If you do the math, you see that Sera's "milligrams per liter" language translates to parts per million. For those of you accustomed to thinking ppm.

 

 

Whether the kit's seemingly limited test range is significant, I do not know

 

Ambiguity occurs because we cannot be sure, chemically speaking:

 

 

(a) what this and other similar tests are actually measuring

 

(b) whether the measure is accurate

 

and

 

(c) whether the substances (or complexes) being measured have any real effect on aquarium diatom production, under the tested tank's physical and biological conditions.

 

 

I have trouble believing that the silicates being measured are not more complex than simple SiO3 — and further, that they are not chemically bound into a variety of compounds. Some biologically important, some not.

 

 

Sera Test's ergonomics — not ideal

 

Child proof caps are almost adult proof

 

Unlike API's Freshwater Master Test Kit, which contains seven easy opening reagent bottles that easily dispense replicable drop sizes — the Sera kit contains bottles made of surprisingly rigid plastic, capped by excessively resistant child proof caps.

 

Nowhere on the box or instruction sheet does the manufacturer tell users how to open the bottles or how to produce even drop sizes. Nor do instructions advise users that one has to use the removed cap, upside down, to punch a hole in the bottle nozzle's tip.

 

The German caps are evidently engineered to be twisted upward from the bottle nozzle, while using significant vertically directed force. Getting the caps off, without squishing (the reportedly corrosive) fluid out of each bottle, takes concentration and more effort than I think necessary to the design's protective purpose.

 

You can also get the caps off by yanking them straight up, but continuous twisting works more efficiently and evenly.

 

In any event, opening the bottles is more PITA than probably necessary.

 

 

Bottle plastic is overly rigid — which makes drop sizing difficult

 

This rigidity requires noticeable force to overcome.
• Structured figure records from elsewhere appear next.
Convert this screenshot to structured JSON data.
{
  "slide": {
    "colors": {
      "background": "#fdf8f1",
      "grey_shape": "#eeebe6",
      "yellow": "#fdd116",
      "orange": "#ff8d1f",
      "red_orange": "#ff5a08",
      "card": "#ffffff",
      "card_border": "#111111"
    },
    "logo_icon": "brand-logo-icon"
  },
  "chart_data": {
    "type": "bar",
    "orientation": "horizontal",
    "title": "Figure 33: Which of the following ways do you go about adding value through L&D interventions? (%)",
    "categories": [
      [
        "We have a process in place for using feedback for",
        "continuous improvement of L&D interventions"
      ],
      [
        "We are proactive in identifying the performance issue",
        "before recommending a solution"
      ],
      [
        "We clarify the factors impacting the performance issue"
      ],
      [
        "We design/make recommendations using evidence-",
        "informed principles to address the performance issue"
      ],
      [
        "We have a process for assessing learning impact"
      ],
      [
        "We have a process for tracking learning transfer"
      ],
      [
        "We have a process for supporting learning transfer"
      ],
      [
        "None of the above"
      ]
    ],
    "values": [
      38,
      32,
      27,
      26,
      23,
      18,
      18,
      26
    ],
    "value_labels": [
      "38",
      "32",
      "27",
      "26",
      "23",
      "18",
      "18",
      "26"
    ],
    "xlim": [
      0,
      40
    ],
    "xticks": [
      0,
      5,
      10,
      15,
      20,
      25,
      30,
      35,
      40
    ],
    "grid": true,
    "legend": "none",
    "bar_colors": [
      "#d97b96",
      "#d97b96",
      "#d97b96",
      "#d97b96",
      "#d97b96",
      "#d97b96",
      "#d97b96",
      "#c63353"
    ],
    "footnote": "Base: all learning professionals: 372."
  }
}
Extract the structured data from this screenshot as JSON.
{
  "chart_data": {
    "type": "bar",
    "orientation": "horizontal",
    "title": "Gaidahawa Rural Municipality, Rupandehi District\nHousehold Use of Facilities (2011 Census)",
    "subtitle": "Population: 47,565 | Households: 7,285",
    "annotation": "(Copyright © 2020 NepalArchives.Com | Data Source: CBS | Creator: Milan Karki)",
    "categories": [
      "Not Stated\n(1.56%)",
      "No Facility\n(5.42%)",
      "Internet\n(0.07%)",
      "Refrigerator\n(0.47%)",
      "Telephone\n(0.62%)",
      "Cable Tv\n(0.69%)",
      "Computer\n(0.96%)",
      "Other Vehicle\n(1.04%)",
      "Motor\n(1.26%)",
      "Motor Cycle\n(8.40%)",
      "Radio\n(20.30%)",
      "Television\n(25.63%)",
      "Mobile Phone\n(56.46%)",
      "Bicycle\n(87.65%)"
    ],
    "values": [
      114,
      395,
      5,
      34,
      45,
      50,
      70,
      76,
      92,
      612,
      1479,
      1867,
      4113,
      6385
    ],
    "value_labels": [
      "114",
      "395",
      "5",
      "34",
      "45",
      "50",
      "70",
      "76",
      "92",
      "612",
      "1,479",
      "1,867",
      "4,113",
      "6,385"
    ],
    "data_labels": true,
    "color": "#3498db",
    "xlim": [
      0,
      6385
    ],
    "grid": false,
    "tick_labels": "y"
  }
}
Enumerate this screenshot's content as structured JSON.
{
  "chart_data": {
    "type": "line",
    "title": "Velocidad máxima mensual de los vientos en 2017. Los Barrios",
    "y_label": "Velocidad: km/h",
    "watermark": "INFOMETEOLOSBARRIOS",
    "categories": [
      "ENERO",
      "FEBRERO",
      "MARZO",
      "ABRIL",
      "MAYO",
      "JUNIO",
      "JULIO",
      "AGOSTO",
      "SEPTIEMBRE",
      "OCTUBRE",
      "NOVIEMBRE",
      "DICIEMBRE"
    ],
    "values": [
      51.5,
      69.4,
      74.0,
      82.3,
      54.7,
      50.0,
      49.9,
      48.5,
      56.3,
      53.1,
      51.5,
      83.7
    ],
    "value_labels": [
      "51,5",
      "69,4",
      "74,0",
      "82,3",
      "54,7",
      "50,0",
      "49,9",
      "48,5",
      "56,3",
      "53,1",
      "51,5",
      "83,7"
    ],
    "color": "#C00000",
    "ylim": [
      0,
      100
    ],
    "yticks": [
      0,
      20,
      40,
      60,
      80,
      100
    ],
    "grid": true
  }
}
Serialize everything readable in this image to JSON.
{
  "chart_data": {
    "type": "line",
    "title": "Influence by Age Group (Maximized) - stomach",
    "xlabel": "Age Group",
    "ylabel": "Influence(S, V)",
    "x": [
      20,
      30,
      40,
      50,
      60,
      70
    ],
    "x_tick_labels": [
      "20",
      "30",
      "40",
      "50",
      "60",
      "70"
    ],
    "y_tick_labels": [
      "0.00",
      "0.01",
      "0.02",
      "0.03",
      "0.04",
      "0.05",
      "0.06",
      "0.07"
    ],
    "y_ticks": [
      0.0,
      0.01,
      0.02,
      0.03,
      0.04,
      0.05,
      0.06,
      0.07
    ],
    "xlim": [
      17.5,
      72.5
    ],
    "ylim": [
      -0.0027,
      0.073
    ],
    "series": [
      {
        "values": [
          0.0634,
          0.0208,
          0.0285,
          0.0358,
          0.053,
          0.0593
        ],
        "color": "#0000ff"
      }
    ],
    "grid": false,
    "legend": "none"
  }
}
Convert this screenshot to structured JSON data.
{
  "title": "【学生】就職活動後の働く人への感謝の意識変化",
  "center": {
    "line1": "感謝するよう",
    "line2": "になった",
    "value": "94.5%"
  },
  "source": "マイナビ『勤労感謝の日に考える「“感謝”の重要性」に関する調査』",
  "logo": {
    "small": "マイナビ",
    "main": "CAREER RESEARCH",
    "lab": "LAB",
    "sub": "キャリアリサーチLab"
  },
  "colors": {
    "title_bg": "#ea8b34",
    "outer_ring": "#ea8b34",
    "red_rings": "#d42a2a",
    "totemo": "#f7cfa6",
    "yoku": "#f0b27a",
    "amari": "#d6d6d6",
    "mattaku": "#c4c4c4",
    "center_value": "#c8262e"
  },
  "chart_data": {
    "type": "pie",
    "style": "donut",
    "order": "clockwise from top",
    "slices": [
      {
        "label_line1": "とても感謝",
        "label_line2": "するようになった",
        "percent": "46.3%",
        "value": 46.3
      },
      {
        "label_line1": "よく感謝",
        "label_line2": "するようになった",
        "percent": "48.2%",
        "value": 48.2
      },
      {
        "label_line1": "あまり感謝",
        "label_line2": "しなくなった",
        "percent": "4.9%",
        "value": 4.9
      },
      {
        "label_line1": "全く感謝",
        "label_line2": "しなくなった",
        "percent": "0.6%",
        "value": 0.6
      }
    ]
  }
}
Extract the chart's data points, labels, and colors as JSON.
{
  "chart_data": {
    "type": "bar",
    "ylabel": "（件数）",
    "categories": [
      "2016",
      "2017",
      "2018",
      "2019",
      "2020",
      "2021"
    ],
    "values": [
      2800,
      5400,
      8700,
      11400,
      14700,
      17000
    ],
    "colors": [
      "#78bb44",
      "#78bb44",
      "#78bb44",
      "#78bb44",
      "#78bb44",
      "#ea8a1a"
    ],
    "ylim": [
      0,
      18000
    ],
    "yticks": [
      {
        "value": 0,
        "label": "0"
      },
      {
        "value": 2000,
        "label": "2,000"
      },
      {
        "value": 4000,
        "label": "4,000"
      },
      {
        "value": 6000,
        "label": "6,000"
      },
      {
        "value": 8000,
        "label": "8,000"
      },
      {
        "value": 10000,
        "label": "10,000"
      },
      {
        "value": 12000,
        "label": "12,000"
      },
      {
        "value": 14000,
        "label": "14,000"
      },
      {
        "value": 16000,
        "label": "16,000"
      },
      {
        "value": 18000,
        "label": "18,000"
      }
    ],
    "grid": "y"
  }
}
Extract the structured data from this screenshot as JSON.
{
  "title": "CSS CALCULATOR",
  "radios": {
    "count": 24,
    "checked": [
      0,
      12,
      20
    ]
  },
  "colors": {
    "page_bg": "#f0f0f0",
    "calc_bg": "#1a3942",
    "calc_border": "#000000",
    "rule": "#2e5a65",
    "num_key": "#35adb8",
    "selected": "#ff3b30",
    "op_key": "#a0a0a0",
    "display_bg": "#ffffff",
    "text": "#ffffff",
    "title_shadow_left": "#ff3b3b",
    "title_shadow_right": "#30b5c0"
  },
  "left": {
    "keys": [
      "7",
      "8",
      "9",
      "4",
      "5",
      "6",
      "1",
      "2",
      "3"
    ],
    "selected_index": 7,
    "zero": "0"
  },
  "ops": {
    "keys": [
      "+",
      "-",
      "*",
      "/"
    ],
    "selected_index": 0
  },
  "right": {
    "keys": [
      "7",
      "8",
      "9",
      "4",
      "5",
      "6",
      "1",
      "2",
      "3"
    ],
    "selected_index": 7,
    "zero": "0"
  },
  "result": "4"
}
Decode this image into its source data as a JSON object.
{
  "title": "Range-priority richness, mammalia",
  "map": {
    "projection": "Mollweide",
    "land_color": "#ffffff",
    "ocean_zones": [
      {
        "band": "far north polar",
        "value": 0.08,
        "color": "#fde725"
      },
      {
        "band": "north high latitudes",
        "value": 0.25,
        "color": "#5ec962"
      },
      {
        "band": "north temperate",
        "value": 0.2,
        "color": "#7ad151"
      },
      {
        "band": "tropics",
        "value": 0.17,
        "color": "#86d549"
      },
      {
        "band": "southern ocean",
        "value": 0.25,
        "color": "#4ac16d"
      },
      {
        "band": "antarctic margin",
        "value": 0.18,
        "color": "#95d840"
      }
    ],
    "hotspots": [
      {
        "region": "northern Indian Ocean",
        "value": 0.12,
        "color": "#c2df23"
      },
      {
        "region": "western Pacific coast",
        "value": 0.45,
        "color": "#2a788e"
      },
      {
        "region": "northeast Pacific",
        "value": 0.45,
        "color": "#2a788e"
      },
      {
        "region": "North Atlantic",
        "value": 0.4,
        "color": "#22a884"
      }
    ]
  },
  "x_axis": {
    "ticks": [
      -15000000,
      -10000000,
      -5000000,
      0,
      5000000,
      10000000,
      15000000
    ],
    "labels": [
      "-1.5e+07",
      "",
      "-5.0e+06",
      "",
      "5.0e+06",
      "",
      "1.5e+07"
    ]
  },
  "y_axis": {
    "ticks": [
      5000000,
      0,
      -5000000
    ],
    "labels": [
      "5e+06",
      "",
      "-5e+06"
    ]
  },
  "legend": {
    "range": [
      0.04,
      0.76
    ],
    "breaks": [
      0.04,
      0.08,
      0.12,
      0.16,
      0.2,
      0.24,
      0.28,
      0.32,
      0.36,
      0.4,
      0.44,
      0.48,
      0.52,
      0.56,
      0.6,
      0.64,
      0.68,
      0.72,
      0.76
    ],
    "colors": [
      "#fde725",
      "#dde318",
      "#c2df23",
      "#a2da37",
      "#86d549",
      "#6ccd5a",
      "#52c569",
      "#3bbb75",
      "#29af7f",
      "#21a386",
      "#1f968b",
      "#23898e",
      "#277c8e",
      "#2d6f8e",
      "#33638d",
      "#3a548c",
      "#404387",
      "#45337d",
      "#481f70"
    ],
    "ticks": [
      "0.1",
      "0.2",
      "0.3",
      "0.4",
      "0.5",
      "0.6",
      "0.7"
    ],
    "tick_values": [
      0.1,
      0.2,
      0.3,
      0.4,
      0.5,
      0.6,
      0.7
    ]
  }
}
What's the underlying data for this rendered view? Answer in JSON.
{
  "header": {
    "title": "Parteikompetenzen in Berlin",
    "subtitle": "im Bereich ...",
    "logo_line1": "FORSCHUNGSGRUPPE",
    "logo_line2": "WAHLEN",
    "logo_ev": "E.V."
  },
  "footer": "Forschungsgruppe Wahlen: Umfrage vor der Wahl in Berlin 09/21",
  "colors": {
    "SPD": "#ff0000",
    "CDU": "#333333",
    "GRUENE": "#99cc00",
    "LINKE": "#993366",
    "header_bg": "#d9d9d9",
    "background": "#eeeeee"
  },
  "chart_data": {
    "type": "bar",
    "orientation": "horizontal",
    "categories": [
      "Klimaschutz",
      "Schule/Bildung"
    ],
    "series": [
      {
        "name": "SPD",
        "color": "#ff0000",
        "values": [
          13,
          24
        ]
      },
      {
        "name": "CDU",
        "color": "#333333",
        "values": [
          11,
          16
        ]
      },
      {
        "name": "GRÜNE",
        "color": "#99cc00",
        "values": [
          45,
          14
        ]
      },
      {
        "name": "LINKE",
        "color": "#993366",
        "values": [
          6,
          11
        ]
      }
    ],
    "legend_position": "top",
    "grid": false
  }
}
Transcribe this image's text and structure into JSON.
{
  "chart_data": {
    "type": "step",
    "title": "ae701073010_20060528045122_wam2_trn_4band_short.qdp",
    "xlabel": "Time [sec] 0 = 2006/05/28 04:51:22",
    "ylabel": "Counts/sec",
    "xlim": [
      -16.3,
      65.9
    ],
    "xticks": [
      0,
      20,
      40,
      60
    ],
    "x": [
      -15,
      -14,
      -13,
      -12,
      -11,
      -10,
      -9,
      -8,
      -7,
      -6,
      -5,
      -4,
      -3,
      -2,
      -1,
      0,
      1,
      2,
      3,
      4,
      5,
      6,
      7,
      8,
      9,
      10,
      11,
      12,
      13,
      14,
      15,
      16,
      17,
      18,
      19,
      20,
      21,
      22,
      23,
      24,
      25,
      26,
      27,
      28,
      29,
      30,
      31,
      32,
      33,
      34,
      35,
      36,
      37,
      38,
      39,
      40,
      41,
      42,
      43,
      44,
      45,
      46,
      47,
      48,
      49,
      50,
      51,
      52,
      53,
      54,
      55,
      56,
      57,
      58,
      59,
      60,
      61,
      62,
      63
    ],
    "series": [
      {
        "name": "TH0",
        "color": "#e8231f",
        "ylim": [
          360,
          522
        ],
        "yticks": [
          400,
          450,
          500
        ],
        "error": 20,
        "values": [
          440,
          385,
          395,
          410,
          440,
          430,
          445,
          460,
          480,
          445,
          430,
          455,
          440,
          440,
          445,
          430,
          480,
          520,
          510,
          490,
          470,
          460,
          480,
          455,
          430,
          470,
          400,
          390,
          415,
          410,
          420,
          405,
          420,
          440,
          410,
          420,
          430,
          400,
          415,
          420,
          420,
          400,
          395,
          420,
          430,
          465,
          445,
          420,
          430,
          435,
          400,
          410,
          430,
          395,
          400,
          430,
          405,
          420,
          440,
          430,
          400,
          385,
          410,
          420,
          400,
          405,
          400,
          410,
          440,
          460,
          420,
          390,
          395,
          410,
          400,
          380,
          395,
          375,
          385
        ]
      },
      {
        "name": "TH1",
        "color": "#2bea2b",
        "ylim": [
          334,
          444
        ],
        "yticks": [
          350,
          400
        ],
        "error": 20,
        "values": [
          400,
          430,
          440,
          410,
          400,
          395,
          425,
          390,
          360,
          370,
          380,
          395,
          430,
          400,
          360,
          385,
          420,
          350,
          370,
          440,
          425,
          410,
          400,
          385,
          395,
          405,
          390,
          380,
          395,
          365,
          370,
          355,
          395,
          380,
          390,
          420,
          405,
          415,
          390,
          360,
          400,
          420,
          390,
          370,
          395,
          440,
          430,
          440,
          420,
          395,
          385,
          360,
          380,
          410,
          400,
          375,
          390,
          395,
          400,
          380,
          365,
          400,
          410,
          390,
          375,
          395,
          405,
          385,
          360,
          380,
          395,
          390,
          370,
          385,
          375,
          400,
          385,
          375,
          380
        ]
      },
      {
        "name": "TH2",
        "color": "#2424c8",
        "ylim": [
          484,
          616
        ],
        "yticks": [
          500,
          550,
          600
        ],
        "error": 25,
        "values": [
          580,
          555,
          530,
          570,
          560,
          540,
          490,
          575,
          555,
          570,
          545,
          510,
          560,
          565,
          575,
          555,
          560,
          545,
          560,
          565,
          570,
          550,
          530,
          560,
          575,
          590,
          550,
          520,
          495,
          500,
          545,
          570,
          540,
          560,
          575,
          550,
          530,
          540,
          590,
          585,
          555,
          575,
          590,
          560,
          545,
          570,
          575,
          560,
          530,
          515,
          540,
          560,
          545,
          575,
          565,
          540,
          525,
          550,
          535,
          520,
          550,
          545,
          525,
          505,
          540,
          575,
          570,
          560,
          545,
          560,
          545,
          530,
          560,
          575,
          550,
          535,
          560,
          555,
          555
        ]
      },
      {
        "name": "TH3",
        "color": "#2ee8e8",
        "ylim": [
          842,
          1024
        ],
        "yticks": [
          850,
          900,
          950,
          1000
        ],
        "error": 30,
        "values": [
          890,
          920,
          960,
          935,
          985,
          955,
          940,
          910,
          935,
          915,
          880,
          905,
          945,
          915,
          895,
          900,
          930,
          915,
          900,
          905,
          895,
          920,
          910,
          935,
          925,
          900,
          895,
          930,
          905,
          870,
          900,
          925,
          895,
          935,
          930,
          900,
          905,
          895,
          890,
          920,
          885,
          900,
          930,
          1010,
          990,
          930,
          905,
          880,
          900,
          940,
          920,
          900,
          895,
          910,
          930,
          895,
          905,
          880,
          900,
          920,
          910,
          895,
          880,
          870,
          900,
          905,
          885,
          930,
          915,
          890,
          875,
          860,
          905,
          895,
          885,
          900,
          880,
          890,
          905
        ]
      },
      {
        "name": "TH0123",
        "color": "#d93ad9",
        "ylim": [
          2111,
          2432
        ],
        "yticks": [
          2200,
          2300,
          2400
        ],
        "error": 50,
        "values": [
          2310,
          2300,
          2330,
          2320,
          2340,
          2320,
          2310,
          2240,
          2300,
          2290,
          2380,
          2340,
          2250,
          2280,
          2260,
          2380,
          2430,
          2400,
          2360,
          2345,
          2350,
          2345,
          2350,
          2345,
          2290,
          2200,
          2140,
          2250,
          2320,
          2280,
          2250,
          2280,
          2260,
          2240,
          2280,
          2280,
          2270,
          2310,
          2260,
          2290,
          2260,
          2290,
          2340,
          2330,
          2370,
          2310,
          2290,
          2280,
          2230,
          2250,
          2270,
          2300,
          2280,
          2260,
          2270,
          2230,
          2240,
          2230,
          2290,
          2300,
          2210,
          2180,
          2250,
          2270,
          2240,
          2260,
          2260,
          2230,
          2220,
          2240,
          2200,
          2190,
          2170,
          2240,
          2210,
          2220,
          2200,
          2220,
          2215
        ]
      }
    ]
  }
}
That means that squeezing out a replicable drop size is more challenging than API's better implementation of the same concept.

 

Sera reagents 1 and 2 are manageable, if one concentrates with some intensity. However, the third bottle frequently results in a stream of fluid, rather than drops. Its hole appears to be smaller than the first two.

 

That said, I have found that volumetric errors with the third reagent appears not to influence color results. However, that might simply be because the Sera kit tells me that my aquarium water has silicate levels out the figurative wazoo. It is possible that my water levels are so high that reagent volume doesn't matter much.

 

 

The moral? — Though bottle opening and drop dispensation are more difficult than necessary, I like the Sera SiO3 Test kit

 

I will be experimenting with Sera's Silicate Clear media to see (i) whether it impacts the Test results and (ii) whether a purported reduction impacts diatom blooms.

 

How effectively I conduct this filtration may matter. Ergo, a long search yesterday for reviews regarding media reactors. (Which appears to be a nightmare in itself, with a lot of comparatively expensive garbage on the market.)

 

Additionally, other aquarium tank parameters will be evolving on their own. My subsequent messing about may not demonstrate anything significant regarding the silicate test kit itself. So, don't hold your breath for anything further from me about silicate levels.